This repository contains several scripts developed to process Twitter data to investigate how soil organic content and health are related.
Two different data sources are used:
- Data collected directly from the Twitter API
- Data from the Twitter archives
For the archive data:
- Main: raw_data_processing.R:
- read raw twitter datasets from different sources (Json or csv format)
- clean and standardize to enable a merge
- simple analysis of what the data looks like
- to correct parsing errors found in the csv files derived from the API (cell overlap) use fixed_tweet.sh !!! This script needs to be edited from the command line and NOT from R, as it is dealing with hidden characters !!!
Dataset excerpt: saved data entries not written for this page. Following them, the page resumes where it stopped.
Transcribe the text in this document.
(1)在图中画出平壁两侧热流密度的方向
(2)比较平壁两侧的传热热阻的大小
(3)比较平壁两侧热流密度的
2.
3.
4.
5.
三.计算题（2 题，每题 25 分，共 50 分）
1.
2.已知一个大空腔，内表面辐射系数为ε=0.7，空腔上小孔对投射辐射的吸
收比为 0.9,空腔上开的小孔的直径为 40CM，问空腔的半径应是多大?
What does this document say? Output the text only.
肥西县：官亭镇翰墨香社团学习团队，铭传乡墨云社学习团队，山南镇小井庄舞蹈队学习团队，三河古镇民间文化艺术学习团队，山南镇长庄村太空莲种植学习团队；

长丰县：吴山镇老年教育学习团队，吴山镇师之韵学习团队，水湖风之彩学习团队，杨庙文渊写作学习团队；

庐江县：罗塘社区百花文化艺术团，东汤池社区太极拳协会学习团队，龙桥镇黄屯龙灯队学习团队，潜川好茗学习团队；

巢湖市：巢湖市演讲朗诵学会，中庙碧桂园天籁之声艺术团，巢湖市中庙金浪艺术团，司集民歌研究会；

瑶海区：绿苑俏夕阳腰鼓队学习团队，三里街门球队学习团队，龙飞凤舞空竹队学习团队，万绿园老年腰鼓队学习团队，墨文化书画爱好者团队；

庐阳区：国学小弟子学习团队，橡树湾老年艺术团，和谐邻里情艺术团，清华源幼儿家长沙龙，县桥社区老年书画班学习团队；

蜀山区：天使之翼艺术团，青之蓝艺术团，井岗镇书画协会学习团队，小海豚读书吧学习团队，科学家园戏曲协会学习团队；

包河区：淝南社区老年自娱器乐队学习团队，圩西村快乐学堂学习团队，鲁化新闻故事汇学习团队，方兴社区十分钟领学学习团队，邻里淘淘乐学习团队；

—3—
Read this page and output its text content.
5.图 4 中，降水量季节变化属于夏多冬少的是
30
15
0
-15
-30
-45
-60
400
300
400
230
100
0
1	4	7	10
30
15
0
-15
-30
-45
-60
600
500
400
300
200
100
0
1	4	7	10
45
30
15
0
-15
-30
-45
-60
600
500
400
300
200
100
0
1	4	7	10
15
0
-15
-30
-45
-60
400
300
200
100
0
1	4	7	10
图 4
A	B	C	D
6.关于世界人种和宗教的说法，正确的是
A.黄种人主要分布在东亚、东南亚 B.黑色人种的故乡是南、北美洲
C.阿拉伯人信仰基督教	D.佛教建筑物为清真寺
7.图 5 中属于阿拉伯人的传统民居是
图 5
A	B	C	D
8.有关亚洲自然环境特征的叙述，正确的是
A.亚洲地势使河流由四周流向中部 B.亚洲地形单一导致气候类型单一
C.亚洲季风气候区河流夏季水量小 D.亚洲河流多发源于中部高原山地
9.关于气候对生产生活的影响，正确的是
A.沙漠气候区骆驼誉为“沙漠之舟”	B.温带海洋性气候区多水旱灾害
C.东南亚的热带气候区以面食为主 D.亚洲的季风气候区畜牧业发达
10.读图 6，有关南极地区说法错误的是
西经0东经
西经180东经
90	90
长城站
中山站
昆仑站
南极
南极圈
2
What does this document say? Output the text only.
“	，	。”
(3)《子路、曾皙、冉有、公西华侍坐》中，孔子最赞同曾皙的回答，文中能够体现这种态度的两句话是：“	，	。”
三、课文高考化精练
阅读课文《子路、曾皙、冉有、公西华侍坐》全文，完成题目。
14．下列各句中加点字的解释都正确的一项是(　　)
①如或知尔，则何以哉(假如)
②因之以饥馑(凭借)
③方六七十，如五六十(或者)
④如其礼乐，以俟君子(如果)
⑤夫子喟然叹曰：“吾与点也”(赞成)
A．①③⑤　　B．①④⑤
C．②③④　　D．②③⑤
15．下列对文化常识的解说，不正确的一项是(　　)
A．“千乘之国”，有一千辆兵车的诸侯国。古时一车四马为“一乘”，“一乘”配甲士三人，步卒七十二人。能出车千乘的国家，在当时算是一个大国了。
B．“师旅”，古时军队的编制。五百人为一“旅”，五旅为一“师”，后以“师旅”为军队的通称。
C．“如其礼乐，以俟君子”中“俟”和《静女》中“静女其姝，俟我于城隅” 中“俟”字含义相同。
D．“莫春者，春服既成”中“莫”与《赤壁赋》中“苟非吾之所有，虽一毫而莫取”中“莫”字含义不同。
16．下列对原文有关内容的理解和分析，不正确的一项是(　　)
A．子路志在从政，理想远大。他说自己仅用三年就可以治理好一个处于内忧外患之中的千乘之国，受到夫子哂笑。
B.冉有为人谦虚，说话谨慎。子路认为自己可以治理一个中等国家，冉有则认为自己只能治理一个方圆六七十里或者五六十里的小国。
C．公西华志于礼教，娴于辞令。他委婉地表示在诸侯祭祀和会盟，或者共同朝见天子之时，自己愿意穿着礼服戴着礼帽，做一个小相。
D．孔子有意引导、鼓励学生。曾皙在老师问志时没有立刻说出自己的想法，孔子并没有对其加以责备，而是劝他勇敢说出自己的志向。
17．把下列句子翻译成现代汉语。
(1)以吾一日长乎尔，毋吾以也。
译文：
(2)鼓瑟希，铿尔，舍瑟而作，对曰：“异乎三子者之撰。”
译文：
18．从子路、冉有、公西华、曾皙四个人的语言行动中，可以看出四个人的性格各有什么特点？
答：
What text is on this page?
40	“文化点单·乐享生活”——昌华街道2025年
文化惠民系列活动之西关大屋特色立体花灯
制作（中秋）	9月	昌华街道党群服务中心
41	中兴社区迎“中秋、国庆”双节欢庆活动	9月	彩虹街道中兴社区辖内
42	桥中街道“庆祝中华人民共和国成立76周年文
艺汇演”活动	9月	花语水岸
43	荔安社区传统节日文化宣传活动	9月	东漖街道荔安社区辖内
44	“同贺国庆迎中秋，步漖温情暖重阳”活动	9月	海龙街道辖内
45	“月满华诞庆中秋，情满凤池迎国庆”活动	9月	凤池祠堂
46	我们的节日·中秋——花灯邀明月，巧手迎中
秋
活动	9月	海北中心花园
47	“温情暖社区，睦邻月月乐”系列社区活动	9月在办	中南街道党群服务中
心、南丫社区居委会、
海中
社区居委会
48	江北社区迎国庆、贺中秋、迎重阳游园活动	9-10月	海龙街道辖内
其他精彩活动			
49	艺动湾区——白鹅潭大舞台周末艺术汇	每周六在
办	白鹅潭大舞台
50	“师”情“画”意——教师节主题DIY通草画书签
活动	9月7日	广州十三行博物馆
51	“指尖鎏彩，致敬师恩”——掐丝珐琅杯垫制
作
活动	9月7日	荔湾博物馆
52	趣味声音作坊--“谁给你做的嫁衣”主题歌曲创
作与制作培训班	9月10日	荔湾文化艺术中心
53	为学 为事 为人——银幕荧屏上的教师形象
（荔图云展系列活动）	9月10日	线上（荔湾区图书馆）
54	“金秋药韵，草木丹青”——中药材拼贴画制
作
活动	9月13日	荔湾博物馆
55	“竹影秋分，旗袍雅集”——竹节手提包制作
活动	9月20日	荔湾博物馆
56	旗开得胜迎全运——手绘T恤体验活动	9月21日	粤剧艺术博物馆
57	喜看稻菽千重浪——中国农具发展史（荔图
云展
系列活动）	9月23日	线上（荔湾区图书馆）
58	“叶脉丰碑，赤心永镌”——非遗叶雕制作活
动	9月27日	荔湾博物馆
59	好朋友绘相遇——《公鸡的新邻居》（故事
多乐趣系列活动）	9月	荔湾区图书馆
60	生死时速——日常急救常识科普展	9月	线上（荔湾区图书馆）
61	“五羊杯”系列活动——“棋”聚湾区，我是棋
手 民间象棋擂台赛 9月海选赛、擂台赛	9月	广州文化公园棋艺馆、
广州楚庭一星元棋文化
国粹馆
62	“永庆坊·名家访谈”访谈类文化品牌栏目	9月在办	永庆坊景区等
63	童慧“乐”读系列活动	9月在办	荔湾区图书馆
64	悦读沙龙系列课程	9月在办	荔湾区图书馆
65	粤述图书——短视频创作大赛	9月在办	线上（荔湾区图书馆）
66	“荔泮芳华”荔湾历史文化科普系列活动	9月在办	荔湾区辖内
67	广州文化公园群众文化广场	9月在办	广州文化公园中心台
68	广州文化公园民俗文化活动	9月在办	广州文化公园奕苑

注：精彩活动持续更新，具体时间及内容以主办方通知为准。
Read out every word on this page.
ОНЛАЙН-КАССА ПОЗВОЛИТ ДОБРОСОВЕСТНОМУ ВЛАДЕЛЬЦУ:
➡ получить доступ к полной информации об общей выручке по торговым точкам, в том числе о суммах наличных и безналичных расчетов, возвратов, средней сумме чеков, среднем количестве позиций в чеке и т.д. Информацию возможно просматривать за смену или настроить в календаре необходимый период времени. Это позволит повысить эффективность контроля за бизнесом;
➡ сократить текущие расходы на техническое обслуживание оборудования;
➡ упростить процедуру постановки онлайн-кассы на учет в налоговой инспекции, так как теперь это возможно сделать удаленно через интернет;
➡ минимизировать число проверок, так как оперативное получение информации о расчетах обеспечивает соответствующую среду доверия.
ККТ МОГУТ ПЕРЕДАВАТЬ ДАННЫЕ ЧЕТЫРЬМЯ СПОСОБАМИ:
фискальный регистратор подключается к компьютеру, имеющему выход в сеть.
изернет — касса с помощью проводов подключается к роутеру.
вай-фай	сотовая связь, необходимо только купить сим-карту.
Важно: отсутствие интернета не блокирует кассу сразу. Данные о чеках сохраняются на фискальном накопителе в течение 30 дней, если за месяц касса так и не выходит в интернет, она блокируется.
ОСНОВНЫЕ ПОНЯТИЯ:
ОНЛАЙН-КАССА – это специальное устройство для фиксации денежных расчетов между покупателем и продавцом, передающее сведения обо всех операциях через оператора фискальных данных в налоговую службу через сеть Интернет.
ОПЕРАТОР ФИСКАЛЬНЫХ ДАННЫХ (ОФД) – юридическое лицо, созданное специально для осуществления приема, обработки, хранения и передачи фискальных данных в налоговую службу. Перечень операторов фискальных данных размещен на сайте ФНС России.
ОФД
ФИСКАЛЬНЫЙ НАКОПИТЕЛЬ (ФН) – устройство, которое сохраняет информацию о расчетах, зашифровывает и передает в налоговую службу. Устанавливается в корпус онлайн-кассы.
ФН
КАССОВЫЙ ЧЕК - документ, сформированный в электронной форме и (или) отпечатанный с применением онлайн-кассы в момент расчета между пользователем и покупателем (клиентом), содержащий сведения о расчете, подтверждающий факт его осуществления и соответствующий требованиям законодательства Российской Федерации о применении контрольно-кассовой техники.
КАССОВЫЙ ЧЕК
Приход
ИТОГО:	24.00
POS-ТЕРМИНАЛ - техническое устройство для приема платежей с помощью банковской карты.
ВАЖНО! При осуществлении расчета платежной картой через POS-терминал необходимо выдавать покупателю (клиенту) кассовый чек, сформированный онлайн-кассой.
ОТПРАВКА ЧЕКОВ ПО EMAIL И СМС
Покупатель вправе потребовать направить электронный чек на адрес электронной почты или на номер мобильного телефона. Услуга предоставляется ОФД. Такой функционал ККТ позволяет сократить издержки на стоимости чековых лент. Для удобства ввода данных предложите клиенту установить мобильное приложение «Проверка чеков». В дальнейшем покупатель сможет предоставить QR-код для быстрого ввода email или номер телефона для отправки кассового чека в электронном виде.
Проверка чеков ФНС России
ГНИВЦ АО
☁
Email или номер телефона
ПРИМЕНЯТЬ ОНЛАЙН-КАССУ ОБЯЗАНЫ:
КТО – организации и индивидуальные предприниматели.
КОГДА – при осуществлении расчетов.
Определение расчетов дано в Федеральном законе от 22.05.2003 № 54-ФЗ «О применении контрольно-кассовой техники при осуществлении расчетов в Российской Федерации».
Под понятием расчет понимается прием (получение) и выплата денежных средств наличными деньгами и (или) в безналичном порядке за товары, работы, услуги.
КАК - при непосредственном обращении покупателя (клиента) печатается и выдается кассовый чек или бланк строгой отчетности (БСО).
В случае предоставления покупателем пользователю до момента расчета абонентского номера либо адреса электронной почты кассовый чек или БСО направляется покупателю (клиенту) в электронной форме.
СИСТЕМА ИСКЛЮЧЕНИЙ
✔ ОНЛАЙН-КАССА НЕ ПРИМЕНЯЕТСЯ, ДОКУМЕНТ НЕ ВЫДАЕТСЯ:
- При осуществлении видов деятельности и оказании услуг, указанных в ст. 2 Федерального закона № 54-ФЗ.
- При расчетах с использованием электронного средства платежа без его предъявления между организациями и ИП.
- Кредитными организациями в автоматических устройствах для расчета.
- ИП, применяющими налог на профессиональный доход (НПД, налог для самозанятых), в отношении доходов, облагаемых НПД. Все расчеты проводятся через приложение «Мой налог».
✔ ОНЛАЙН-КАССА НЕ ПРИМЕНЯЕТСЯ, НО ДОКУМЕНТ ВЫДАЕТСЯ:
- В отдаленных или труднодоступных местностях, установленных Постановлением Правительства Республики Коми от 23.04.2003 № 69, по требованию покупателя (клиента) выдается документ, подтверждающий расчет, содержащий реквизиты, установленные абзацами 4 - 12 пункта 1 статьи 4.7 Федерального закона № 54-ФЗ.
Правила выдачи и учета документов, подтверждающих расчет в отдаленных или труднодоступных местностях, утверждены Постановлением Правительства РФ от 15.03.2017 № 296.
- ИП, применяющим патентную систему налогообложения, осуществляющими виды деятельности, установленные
For the collected data via Twitter API:
- Main: automate.R
- runs every week collecting the last 6-9 days of twitter data based on query words from tag_list.csv
- cleans and standarize to enable merge
-
Inititial data exploration:
- Data_viz_script.R: Data visualization and exploration
- Sentiment_test.R: Used to explore text mining options with Archived/json data. Reproducible for the larger merged dataset.
-
More specific exploration and visualizations can be found in the following folders (see their respective README's for more detailed information about specific analyses):
- various way of visualizing the content of tweets by different categoriestweet_content
- attempts to identify what type of content appeals to different user groups influencers
- each of these ^ rely on the functions within text_analysis_functions.R
translation folder contains scripts for translating hindi using google translate via webinterface
pre_processing folder contains scripts for specific tasks (usually run once).